– Кто такой?
– Капрал Берни Крамер. Повесился в номере отеля в Квебеке три месяца назад.
На память пришли слова Карен Эмори: «Они все умирают».
– Кластерный суицид.
– Похоже на то.
– И что за причина?
– Точно не знаю. Но вот что я тебе скажу. Есть одна женщина, из «Тогуса», бывшая военная. Зовут Кэрри Сандерс. По-моему, она встречалась и с Харланом, и с Крамером. Тебе бы надо с ней поговорить. Она проводит исследование и приходила ко мне кое за какой информацией, хотела узнать имена ребят, которые были бы не против ответить на вопросы. Я помог ей как мог.
– Беннет сказал, что Кэрри Сандерс была на похоронах Дэмиена.
– Может быть, в церкви. Сам я ее не видел.
– А тема ее исследования?
Роналд допил содовую, смял банку и бросил в мусорную корзину.
– Она занимается посттравматическими расстройствами. Ее специализация – самоубийства.
Солнце стояло уже высоко.
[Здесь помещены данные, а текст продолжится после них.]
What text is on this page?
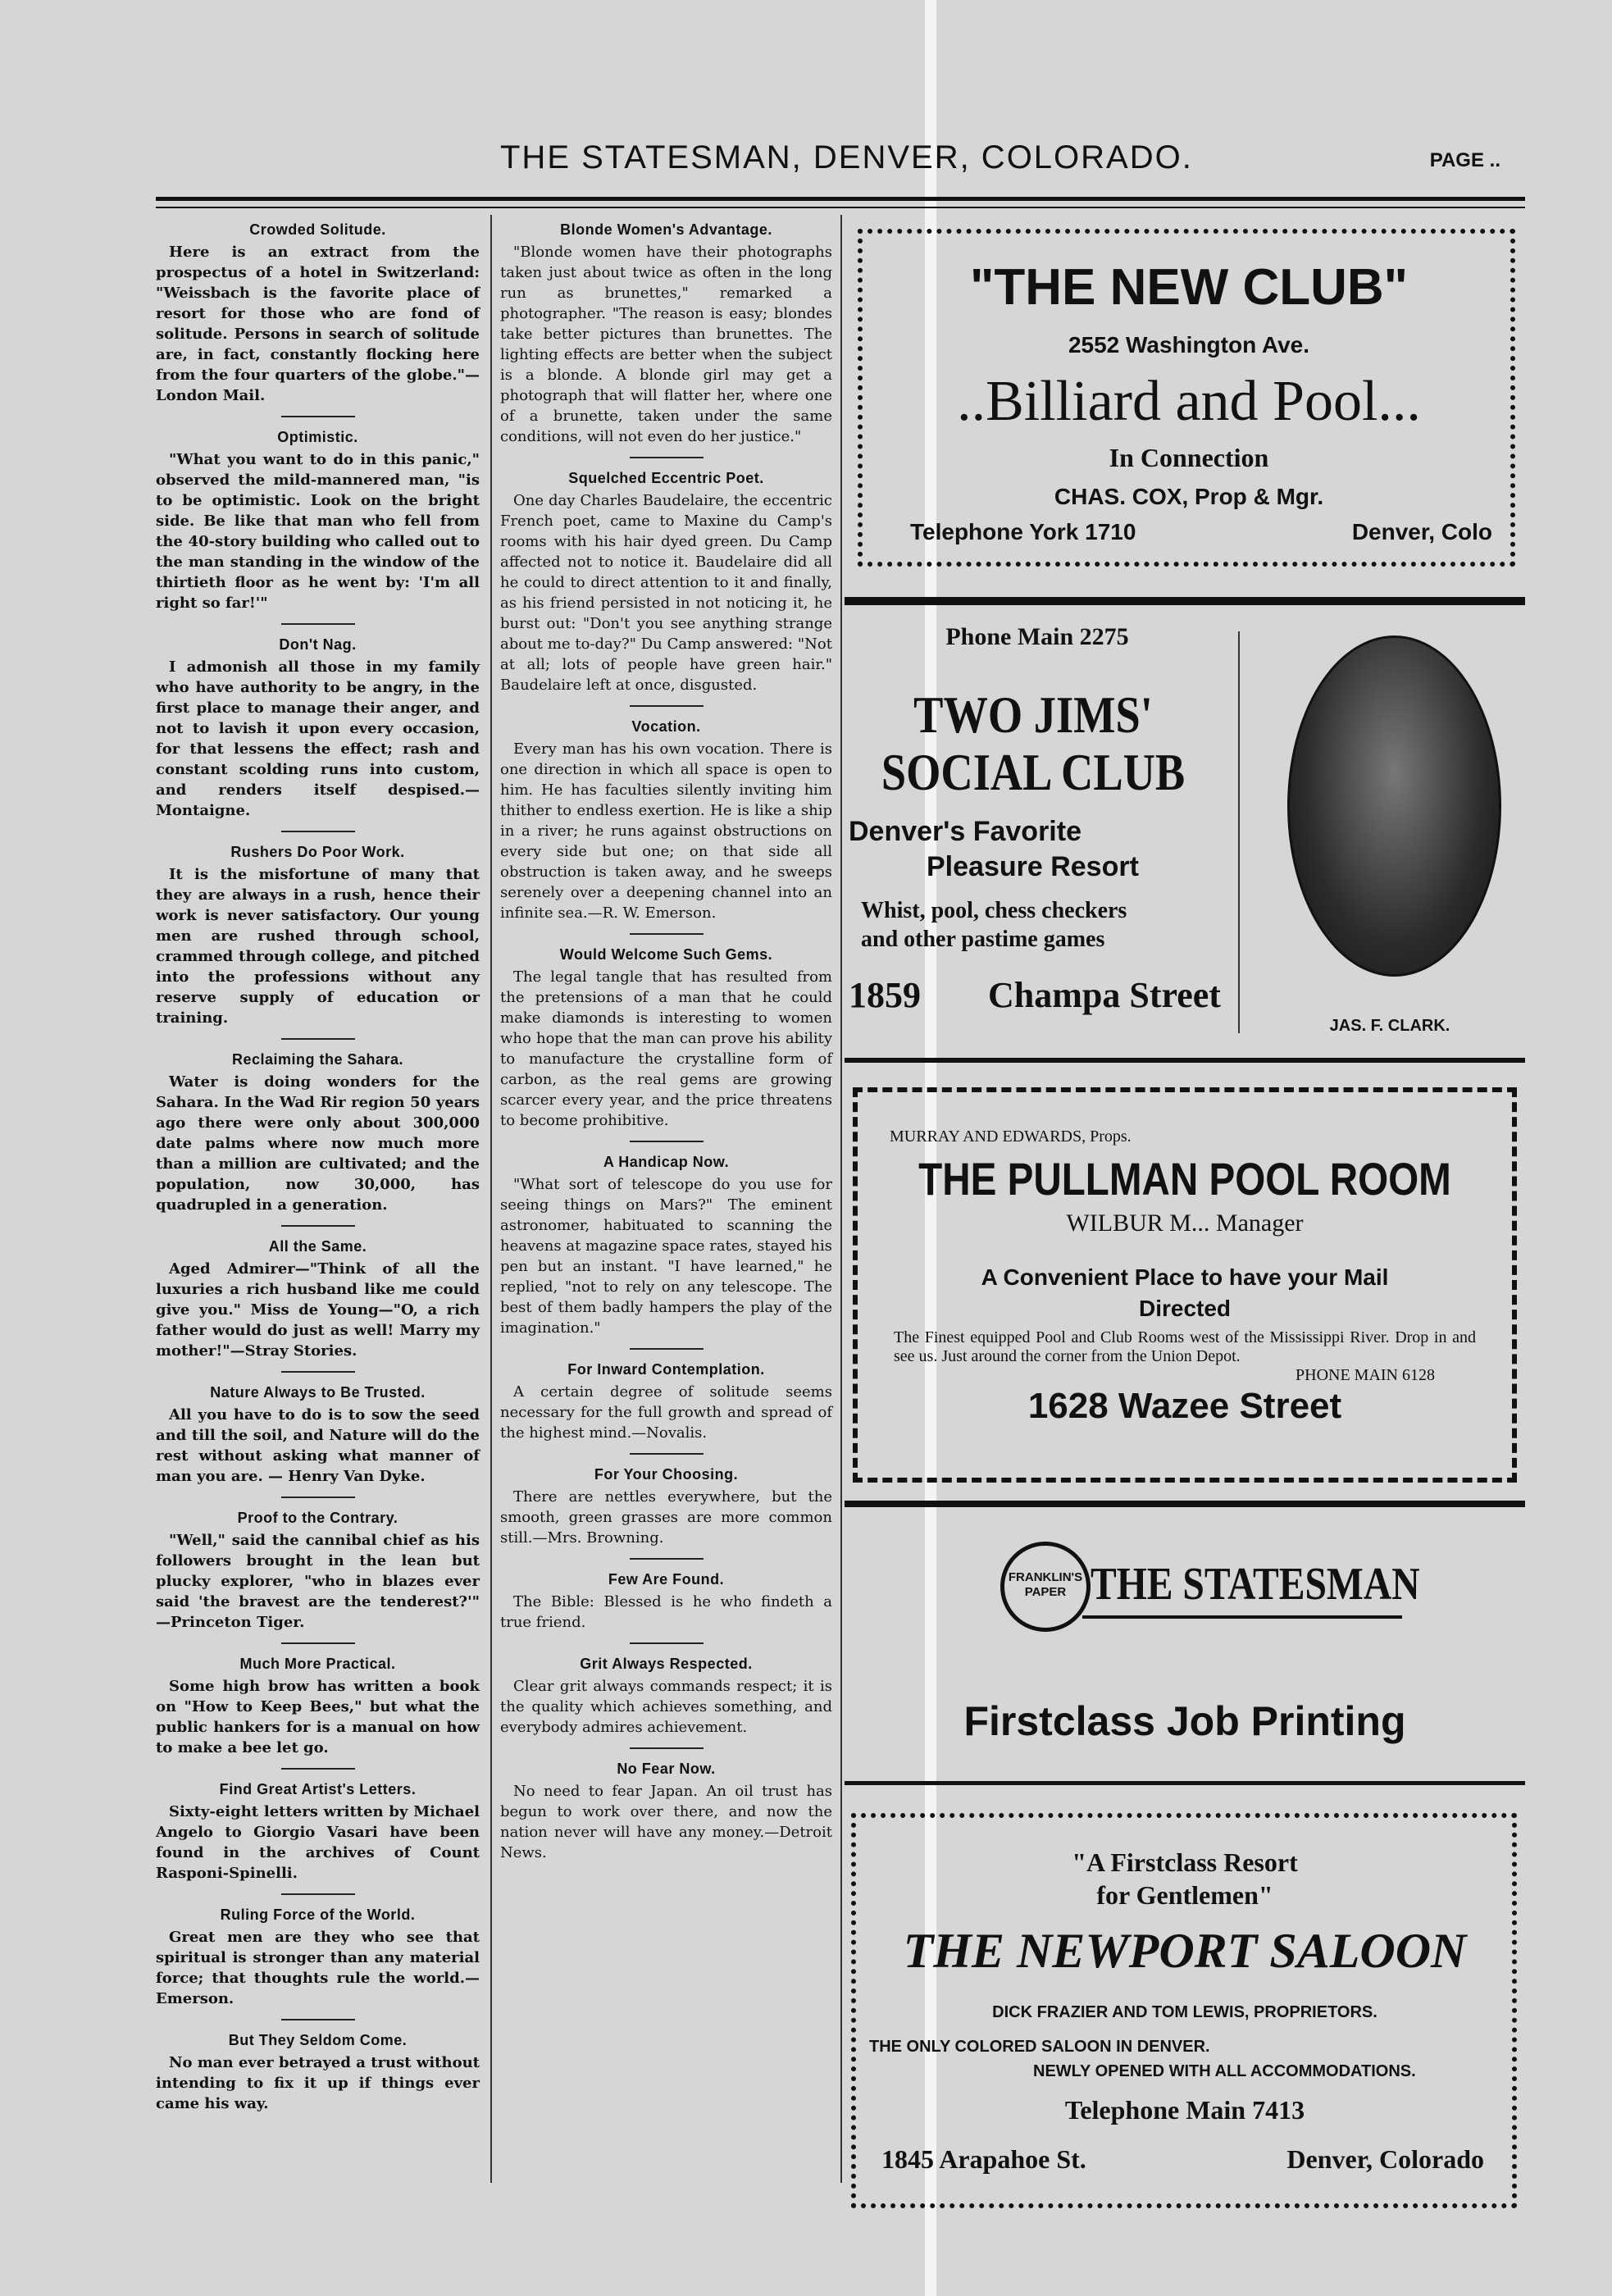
THE STATESMAN, DENVER, COLORADO.	PAGE ..
Crowded Solitude.

Here is an extract from the prospectus of a hotel in Switzerland: "Weissbach is the favorite place of resort for those who are fond of solitude. Persons in search of solitude are, in fact, constantly flocking here from the four quarters of the globe."—London Mail.

Optimistic.

"What you want to do in this panic," observed the mild-mannered man, "is to be optimistic. Look on the bright side. Be like that man who fell from the 40-story building who called out to the man standing in the window of the thirtieth floor as he went by: 'I'm all right so far!'"

Don't Nag.

I admonish all those in my family who have authority to be angry, in the first place to manage their anger, and not to lavish it upon every occasion, for that lessens the effect; rash and constant scolding runs into custom, and renders itself despised.—Montaigne.

Rushers Do Poor Work.

It is the misfortune of many that they are always in a rush, hence their work is never satisfactory. Our young men are rushed through school, crammed through college, and pitched into the professions without any reserve supply of education or training.

Reclaiming the Sahara.

Water is doing wonders for the Sahara. In the Wad Rir region 50 years ago there were only about 300,000 date palms where now much more than a million are cultivated; and the population, now 30,000, has quadrupled in a generation.

All the Same.

Aged Admirer—"Think of all the luxuries a rich husband like me could give you." Miss de Young—"O, a rich father would do just as well! Marry my mother!"—Stray Stories.

Nature Always to Be Trusted.

All you have to do is to sow the seed and till the soil, and Nature will do the rest without asking what manner of man you are. — Henry Van Dyke.

Proof to the Contrary.

"Well," said the cannibal chief as his followers brought in the lean but plucky explorer, "who in blazes ever said 'the bravest are the tenderest?'" —Princeton Tiger.

Much More Practical.

Some high brow has written a book on "How to Keep Bees," but what the public hankers for is a manual on how to make a bee let go.

Find Great Artist's Letters.

Sixty-eight letters written by Michael Angelo to Giorgio Vasari have been found in the archives of Count Rasponi-Spinelli.

Ruling Force of the World.

Great men are they who see that spiritual is stronger than any material force; that thoughts rule the world.—Emerson.

But They Seldom Come.

No man ever betrayed a trust without intending to fix it up if things ever came his way.

Blonde Women's Advantage.

"Blonde women have their photographs taken just about twice as often in the long run as brunettes," remarked a photographer. "The reason is easy; blondes take better pictures than brunettes. The lighting effects are better when the subject is a blonde. A blonde girl may get a photograph that will flatter her, where one of a brunette, taken under the same conditions, will not even do her justice."

Squelched Eccentric Poet.

One day Charles Baudelaire, the eccentric French poet, came to Maxine du Camp's rooms with his hair dyed green. Du Camp affected not to notice it. Baudelaire did all he could to direct attention to it and finally, as his friend persisted in not noticing it, he burst out: "Don't you see anything strange about me to-day?" Du Camp answered: "Not at all; lots of people have green hair." Baudelaire left at once, disgusted.

Vocation.

Every man has his own vocation. There is one direction in which all space is open to him. He has faculties silently inviting him thither to endless exertion. He is like a ship in a river; he runs against obstructions on every side but one; on that side all obstruction is taken away, and he sweeps serenely over a deepening channel into an infinite sea.—R. W. Emerson.

Would Welcome Such Gems.

The legal tangle that has resulted from the pretensions of a man that he could make diamonds is interesting to women who hope that the man can prove his ability to manufacture the crystalline form of carbon, as the real gems are growing scarcer every year, and the price threatens to become prohibitive.

A Handicap Now.

"What sort of telescope do you use for seeing things on Mars?" The eminent astronomer, habituated to scanning the heavens at magazine space rates, stayed his pen but an instant. "I have learned," he replied, "not to rely on any telescope. The best of them badly hampers the play of the imagination."

For Inward Contemplation.

A certain degree of solitude seems necessary for the full growth and spread of the highest mind.—Novalis.

For Your Choosing.

There are nettles everywhere, but the smooth, green grasses are more common still.—Mrs. Browning.

Few Are Found.

The Bible: Blessed is he who findeth a true friend.

Grit Always Respected.

Clear grit always commands respect; it is the quality which achieves something, and everybody admires achievement.

No Fear Now.

No need to fear Japan. An oil trust has begun to work over there, and now the nation never will have any money.—Detroit News.

"THE NEW CLUB"
2552 Washington Ave.
..Billiard and Pool...
In Connection
CHAS. COX, Prop & Mgr.
Telephone York 1710	Denver, Colo
Phone Main 2275
TWO JIMS'
SOCIAL CLUB
Denver's Favorite
Pleasure Resort
Whist, pool, chess checkers
and other pastime games
1859 Champa Street
JAS. F. CLARK.
MURRAY AND EDWARDS, Props.
THE PULLMAN POOL ROOM
WILBUR M... Manager
A Convenient Place to have your Mail
Directed
The Finest equipped Pool and Club Rooms west of the Mississippi River. Drop in and see us. Just around the corner from the Union Depot.
PHONE MAIN 6128
1628 Wazee Street
FRANKLIN'S PAPER THE STATESMAN
Firstclass Job Printing
"A Firstclass Resort
for Gentlemen"
THE NEWPORT SALOON
DICK FRAZIER AND TOM LEWIS, PROPRIETORS.
THE ONLY COLORED SALOON IN DENVER.
NEWLY OPENED WITH ALL ACCOMMODATIONS.
Telephone Main 7413
1845 Arapahoe St.	Denver, Colorado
День выдался чудесный – теплый, ясный, с легким ветерком, – но мы уже ушли со двора. Роналд повел меня в свой крохотный офис, откуда он и руководил работой «Небезразличных ветеранов Мэна». На стенах висели газетные вырезки, таблицы потерь, фотографии. На одной, над компьютером Роналда, женщина помогала раненому сыну подняться с кровати. Было видно только лицо матери, и я не сразу понял, чтó на фотографии не так: у парня не хватало едва ли не половины головы, а то, что осталось, было иссечено шрамами и трещинами и напоминало поверхность луны. На лице матери смешалось столько эмоций, что передать его выражение было невозможно.
– Граната, – сказал Роналд. – Потерял сорок процентов мозга. Нуждается в постоянном уходе до конца жизни. А мать уже немолода, а? – Он сказал это так, как будто видел снимок впервые, хотя смотрел на него каждый день.
– Немолода.
Что лучше для него, подумал я, умереть раньше матери и не испытывать больше боли, и тогда ее боль станет другой, – или же пережить ее, и тогда она проведет с ним все отведенное ей время и до конца останется той же матерью, какой была с его детства, когда весь этот ужас мог привидеться ей разве что в кошмаре. Первый вариант, наверное, был бы предпочтительнее, потому что без нее он рано или поздно стал бы тенью в углу комнаты, именем без прошлого, всеми забытым и без собственной памяти.
В таком вот окружении Роналд и говорил со мной о самоубийцах и бездомных, пагубных пристрастиях и кошмарах, об изувеченных, пытающихся добиться от властей признания их полной инвалидности; о том, что количество накопившихся заявлений достигло четырехсот тысяч и продолжает расти; о тех, чьи шрамы не видны, кто пострадал не физически, а психологически, чьи жертвы до сих пор не признаны правительством, поскольку им отказали в «Пурпурном сердце». Он говорил, и его гнев разгорался все сильнее и сильнее. Он не повышал голос, не сжимал кулаки, но я ощущал идущую от него злость, как тепло от радиатора.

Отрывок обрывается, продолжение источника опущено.